Building the foundations

When you're building something, you want to start with strong foundations, but in this case, it wasn't my focus. I wasn't so focused on building time proof foundations for a personal website. Instead, I focused on creating something easy to use with little overhead.

Initially, I wanted to use little to no javascript because a simple blog really doesn't need it. I thought about using a framework like JekyllMiddleman, or 11ty, something bare-bones that outputs a few files that I can serve from anywhere. However, in the end, I opted for my usual go-to stack of Next.jsTypeScript, and Now. I like to avoid the overengineering that usually comes with frontend development (if you're not careful) and Next.js makes that rediculously easy.

I'm not losing any of the speed statically serving gives you because Next.js allows me to render a React application directly from the server. No loading indicators or waiting for scripts to execute. For the most part, it's the same experience for the person reading, with or without javascript. There's a lot of other great things about Next.js including fantastic documentation and heaps and heaps of examples, but I'm not going to list them all here.

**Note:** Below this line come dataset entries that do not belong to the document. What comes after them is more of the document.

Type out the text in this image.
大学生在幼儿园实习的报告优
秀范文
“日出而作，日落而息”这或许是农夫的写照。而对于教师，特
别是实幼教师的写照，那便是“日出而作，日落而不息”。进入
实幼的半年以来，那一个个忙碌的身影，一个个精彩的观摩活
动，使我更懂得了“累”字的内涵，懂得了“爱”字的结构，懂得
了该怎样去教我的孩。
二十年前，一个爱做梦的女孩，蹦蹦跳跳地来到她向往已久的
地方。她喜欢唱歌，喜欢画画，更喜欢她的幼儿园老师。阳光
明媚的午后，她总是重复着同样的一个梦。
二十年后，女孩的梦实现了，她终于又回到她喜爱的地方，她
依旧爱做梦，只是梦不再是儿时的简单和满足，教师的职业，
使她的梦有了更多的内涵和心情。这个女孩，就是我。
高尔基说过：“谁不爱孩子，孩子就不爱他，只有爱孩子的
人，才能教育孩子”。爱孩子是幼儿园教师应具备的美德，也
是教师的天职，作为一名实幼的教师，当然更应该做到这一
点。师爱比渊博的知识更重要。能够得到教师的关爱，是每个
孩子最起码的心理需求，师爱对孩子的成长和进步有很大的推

So, once I had the base of the foundations, the next part for figuring out the content process. To start, I wanted to make it as simple as possible and set out to use MDX (React flavoured Markdown), allowing me to create a simple Markdown file for each of my blog posts. However, this meant that each time I wanted to post a new article, I would need to add it to the repo on Github. Not ideal if I wanted to be able to post on the fly. I was going to need something a little more dynamic.

Enter Contentful, an API-first Content Management System. Contentful allows me to create all my content in one place and fetch it from my site regardless of the technology used. There are a few similar products available, one being Prismic. I honestly didn't spend any time evaluating the best product to use and chose the one that was more or less familiar to me.

With all the decisions made, I was able to pull together the initial version of the site in under a day and have my first two blog posts live. I used a couple of other interesting libraries and learnt a few things along the way, but I'd like to write about them technically on their own.